The IGY Meteorological Data Centre at work
… the IGY Meteorological Data Centre (MDC) … was set up in the Secretariat of WMO in Geneva towards the end of 1956. The object of the present article is to describe the work of the MDC, which is in fact unique in the history of meteorology ...
... the MDC is a service set up by WMO for the benefit of research workers. Its success depends not only on the readiness of meteorological services to send their data to the Centre—and this is already assured—but also on there being a sufficient demand for the Centre’s publications. The IGY provides a unique opportunity for meteorological services, universities and research institutes to obtain a truly worldwide set of checked meteorological data in a standard form for a period of 18 months and it must be the hope of all concerned that this opportunity will contribute to solving many of the outstanding problems in meteorology ...
The conquest of the third dimension—Part I
Presidential address at the second session of the Commission for Aerology (Paris, June-July 1957)
Present-day science has so thoroughly altered the world, technology has achieved such remarkable advances during these past few years, discoveries have followed on another at such a rapid rate, that it is sometimes wise to step aside from the disorderly road of progress and glance backward in order to measure the distance covered, consider recent developments and put our ideas in order. In this manner, we perceive, among other things, that the fundamental problems that arise are nearly always the same and that those that we imagined were new are most frequently old problems for which the ever-increasing possibilities of modern technique afford unexpected solutions ...
In these times, it is difficult for us to imagine the sensation caused in the scientific world by the invention of the barometer during the middle of the 17th century. By his famous experiment in 1643, Torricelli (1608-1647) actually demonstrated that the air possessed weight, whereas up till then it had always been thought that the atmosphere was a medium without substance ...
On 1 December 1783, Charles (1746-1822), the inventor of the hydrogen balloon, made an ascent from the Jardin des Tuileries, taking with him a barometer and a mercury thermometer. This first free balloon ascent was the starting point for the scientific exploring of the free atmosphere. The science of aerology was born ...
In 1852, John Welsh carried out four carefully prepared ascents. He was the first to employ a thermometer artificially ventilated by hand bellows. Unfortunately, Welsh’s successors did not realize the imperative need to aspirate thermometers if the indicated temperature were to be the true air temperature. This lack of appreciation was fatal to the progress of aerology and it was only after a lapse of 45 years, i.e. at the end of the 19th century, that it became possible … to form an accurate idea of the vertical distribution of temperature in the atmosphere ...
Shortly after 1880, meteorologists realized the need for completing ground observations by those taken in the free atmosphere. The increasing interest shown in flying, which began at about the same time, was bound to favour the development of sounding techniques. The International Meteorological Committee, meeting at Uppsala in 1894, recognized the importance of manned and free balloons for studying the physics of the atmosphere ...
The first simultaneous international ascents of free and manned balloons organized by our commission were those of 14 November 1896 at Paris, Strasbourg, Munch, Berlin, Warsaw and St Petersburg.
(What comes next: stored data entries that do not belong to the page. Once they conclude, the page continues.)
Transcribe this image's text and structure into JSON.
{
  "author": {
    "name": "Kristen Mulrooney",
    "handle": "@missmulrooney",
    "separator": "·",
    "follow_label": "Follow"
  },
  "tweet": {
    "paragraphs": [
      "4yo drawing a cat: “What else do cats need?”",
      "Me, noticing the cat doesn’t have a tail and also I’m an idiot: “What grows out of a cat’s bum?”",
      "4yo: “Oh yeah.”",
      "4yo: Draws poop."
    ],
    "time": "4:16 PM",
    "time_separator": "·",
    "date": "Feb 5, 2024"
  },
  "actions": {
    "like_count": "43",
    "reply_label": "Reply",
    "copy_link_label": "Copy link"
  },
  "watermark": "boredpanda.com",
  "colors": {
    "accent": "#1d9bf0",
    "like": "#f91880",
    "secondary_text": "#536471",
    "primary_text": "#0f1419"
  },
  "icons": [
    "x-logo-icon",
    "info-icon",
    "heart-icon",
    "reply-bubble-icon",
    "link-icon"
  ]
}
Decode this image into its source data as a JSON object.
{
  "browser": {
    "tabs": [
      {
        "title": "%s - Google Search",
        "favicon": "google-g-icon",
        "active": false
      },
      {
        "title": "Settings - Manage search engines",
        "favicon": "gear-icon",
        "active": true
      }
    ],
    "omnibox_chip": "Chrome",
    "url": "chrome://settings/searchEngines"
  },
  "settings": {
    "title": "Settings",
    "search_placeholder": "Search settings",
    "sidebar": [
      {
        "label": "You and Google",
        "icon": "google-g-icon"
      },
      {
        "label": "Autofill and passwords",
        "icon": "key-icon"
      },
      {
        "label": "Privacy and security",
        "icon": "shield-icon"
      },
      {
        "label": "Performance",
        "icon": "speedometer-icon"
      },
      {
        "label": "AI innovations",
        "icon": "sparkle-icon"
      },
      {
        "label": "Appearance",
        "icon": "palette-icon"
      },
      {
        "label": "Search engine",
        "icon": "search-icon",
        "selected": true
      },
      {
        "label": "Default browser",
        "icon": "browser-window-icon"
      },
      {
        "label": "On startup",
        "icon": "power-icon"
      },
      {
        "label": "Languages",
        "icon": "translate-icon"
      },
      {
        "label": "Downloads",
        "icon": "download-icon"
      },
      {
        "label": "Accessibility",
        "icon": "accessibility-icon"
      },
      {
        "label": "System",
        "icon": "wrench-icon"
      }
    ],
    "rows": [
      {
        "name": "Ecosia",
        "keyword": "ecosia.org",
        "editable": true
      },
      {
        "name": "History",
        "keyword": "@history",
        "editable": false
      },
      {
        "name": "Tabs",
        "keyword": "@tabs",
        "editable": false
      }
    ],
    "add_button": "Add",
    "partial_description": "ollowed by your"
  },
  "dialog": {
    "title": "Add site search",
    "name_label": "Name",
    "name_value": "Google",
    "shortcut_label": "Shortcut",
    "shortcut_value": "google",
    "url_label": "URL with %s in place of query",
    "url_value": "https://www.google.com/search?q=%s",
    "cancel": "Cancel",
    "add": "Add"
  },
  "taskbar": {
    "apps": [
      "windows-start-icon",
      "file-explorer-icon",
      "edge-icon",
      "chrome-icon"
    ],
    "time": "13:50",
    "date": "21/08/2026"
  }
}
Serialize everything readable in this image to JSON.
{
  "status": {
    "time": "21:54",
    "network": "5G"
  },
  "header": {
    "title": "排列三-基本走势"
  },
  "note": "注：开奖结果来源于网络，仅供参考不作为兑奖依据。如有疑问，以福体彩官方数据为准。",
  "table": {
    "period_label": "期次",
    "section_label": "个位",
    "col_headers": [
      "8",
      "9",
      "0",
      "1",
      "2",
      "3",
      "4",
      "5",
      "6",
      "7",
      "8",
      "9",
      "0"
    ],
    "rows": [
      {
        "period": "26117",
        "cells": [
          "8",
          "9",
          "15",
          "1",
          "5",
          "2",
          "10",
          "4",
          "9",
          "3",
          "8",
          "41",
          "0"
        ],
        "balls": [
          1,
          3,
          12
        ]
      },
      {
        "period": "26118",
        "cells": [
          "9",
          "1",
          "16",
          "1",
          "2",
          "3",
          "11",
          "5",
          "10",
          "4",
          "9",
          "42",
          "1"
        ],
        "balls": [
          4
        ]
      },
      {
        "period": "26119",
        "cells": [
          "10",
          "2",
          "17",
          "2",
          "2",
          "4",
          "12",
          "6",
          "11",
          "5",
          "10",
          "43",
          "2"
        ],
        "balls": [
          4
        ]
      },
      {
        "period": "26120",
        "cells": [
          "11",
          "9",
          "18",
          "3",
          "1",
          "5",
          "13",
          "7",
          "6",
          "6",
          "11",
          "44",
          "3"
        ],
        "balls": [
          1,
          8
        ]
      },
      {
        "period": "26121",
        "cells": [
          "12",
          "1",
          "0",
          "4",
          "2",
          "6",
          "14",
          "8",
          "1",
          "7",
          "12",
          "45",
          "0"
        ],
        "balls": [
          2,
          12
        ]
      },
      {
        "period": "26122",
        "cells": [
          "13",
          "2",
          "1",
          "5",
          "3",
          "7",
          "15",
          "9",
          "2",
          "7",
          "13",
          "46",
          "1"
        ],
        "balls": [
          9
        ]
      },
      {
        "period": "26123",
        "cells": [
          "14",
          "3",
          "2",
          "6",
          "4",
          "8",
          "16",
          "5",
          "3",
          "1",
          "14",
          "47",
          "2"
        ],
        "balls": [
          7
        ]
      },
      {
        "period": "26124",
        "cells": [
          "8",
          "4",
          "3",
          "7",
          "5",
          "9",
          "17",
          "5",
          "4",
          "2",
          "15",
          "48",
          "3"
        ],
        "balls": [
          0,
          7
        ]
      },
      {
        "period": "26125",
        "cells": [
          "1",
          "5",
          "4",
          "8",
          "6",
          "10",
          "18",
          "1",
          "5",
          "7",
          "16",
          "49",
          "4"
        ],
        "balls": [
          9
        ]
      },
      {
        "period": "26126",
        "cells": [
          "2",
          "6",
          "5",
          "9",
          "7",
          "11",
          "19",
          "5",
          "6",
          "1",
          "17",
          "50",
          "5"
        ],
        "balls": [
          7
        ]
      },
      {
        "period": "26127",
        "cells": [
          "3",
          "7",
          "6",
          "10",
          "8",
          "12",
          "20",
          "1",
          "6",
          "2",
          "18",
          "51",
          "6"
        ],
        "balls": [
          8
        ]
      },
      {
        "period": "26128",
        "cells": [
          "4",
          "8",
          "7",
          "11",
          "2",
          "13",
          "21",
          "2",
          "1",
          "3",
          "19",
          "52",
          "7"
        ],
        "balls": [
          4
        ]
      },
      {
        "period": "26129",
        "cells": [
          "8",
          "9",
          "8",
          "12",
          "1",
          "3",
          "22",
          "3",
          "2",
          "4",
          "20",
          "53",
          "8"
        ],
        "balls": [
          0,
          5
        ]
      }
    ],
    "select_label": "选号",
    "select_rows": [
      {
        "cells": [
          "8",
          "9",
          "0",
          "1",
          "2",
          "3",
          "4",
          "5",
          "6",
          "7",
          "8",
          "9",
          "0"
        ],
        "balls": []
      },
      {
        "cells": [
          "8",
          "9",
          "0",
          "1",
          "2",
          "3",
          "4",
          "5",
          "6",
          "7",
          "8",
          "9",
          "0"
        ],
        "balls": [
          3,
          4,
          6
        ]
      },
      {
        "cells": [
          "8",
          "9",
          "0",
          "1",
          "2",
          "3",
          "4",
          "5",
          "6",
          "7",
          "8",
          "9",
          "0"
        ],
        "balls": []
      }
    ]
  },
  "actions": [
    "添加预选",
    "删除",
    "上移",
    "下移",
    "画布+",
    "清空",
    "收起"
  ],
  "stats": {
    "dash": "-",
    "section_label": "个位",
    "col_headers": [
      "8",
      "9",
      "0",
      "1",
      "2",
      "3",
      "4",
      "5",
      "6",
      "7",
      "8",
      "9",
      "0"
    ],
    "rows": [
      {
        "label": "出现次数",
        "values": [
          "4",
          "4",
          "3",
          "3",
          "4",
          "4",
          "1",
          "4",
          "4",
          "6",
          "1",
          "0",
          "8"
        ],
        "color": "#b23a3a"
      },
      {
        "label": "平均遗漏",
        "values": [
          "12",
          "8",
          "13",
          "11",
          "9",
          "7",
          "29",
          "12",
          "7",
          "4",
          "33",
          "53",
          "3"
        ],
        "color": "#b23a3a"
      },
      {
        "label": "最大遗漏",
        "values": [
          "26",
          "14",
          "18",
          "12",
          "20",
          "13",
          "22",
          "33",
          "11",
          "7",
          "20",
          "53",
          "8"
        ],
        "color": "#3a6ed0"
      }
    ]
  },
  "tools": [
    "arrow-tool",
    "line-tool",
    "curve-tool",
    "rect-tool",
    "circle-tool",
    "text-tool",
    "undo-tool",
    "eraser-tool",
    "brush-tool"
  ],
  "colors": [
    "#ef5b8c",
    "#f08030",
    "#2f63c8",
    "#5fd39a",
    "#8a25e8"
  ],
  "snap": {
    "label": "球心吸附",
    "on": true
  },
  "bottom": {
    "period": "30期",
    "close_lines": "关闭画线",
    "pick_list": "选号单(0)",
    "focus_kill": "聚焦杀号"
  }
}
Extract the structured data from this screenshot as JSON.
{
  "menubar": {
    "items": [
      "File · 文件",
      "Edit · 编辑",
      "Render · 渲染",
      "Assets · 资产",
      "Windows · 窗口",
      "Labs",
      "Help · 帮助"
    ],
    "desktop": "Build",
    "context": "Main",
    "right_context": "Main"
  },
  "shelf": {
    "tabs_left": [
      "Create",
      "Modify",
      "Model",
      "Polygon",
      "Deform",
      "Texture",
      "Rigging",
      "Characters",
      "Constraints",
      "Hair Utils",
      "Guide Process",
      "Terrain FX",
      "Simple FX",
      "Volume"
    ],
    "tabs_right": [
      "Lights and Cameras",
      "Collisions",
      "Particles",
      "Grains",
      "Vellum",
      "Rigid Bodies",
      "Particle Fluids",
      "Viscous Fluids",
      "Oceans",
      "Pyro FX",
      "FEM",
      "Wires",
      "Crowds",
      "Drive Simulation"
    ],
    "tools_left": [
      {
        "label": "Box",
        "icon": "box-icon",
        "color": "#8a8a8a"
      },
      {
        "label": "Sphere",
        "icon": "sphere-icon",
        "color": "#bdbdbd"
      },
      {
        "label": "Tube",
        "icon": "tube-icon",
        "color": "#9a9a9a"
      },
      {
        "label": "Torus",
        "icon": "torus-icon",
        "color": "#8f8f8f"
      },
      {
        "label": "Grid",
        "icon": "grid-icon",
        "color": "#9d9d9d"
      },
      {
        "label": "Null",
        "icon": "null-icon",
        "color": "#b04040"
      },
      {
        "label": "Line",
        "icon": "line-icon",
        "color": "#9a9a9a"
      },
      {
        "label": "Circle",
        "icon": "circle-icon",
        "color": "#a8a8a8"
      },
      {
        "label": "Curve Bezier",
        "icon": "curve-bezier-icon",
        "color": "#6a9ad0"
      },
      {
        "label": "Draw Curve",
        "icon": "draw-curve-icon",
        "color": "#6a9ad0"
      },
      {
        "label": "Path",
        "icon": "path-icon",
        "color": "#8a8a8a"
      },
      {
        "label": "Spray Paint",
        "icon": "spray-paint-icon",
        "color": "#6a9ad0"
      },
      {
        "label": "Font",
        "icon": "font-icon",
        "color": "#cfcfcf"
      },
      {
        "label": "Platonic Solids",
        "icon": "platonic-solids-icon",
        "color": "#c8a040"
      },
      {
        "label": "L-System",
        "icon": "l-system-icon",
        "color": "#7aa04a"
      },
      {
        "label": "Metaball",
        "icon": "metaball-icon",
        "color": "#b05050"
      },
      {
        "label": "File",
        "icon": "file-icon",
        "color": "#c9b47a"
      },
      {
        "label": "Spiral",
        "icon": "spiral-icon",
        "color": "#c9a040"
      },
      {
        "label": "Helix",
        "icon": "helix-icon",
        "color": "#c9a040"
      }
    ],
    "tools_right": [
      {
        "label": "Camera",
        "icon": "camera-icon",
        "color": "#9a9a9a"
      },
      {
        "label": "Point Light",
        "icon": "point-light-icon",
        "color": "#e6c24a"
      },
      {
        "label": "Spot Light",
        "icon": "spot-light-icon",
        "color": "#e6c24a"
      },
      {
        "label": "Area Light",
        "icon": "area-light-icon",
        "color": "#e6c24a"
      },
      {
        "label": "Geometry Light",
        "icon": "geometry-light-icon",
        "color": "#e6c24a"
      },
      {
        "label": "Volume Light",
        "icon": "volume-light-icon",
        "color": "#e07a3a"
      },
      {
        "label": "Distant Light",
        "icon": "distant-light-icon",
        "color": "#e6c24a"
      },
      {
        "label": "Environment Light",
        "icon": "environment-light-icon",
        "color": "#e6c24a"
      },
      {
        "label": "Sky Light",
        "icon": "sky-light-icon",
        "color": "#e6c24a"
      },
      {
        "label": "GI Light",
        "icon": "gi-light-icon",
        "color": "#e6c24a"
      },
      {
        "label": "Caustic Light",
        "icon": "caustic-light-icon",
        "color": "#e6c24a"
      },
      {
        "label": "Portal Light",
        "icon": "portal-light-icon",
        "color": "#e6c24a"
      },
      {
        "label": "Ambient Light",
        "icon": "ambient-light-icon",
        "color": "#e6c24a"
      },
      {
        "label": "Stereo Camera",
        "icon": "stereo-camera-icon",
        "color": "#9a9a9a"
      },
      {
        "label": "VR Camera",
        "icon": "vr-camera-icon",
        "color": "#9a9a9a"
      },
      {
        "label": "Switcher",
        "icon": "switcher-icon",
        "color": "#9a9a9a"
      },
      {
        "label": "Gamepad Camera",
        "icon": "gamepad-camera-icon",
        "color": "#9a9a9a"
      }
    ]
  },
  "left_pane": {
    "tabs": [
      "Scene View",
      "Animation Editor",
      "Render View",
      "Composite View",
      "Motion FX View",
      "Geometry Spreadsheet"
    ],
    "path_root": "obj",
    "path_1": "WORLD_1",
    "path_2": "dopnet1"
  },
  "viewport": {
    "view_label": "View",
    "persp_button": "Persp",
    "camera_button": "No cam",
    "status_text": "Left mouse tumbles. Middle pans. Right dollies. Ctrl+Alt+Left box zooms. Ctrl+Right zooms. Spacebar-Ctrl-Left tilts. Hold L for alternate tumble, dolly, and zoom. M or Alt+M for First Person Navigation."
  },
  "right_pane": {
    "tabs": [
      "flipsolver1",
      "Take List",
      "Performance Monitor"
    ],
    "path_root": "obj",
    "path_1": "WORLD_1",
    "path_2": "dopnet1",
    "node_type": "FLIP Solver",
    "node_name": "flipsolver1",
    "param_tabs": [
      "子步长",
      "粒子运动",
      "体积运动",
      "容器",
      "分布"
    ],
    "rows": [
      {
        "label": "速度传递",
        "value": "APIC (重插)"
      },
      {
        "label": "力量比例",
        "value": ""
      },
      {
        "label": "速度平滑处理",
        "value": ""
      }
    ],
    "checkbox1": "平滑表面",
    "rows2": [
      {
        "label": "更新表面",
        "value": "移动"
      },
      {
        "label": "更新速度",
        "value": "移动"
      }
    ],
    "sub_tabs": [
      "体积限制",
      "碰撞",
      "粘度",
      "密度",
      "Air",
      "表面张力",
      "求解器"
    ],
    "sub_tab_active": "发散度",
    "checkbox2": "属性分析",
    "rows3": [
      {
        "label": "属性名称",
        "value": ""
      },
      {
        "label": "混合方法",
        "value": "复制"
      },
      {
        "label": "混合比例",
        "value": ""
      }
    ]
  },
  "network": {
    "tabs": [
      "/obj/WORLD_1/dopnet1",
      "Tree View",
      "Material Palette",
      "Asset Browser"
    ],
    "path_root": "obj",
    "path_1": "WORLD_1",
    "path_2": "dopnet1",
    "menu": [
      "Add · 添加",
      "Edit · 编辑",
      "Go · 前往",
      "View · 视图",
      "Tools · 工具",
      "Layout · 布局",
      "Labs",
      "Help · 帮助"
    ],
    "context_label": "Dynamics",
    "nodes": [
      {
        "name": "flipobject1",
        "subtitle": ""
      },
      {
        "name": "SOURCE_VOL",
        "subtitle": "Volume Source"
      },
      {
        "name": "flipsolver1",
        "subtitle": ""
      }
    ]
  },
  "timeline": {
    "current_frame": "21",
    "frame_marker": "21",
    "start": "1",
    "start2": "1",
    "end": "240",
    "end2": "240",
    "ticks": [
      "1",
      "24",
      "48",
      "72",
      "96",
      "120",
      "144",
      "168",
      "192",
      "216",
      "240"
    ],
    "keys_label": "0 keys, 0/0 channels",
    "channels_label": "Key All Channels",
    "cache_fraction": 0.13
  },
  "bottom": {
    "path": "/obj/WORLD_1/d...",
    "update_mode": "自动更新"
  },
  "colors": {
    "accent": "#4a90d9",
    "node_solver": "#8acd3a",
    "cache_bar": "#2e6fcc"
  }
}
Thus, 14 November 1896 became the first International Aerological Day. Up to the Second World War, our commission perseveringly and methodically continued to organize simultaneous international sounding campaigns. In this connection, we would recall the 1932-1933 Polar Year campaigns. The last one was that of the International Day of April 1939.
At its inception, 60 years ago, the aerological network thus included only six stations, stretching from Paris to St Petersburg. A mere glance at the aerological charts that are now analysed daily by all meteorological services will show the progress that has been made since 1896.
Meteorology and crop protection
The development of meteorology and of crop protection as organized sciences began at about the same time 100 years ago. The initial stimulus in the case of meteorology was disasters at sea and the need for a warning service of storms dangerous to shipping. Disaster on land ... played a similar role in giving birth to modern plant protection ...
Almost all the initial work on this subject was carried out by crop protection specialists because the meteorologists were at that time fully occupied with rapid developments in their own science with the demands of two successive world wars and with the claims made on them by the phenomenal growth of civil aviation. Only in the last few years have the meteorologists at last been able to lift their noses from the aeronautical grindstone and turn some of their attention again to wider horizons. To this new field of agricultural meteorology—or more correctly, to this old field revisited—they bring the progress in knowledge, equipment and organization which resulted from the stimulus of the aviation challenge ...
Much new light has been thrown on the life cycle of many plant pathogens and pests and on their reactions to environmental conditions. The organization of plant protection has made enormous strides. The realization that for diseases and noxious insects, just as for the weather, no borders exist and that there is a consequent need for combined international work, spread at first rather more slowly in the case of crop protection than of meteorology but has progressed rapidly in recent years. ...
The challenge to meteorology of modern agriculture can no longer adequately be met by a part-time subsection of climatology but requires the active participation of the synoptician, upper-air analyst, long-term forecaster and research meteorologist. If even a proportion of the meteorological efforts which have so successfully been applied to solving the problems of aviation were now devoted to those of agriculture, which are no less important, the promise of agricultural meteorology could quickly ripen into triumphant achievement ...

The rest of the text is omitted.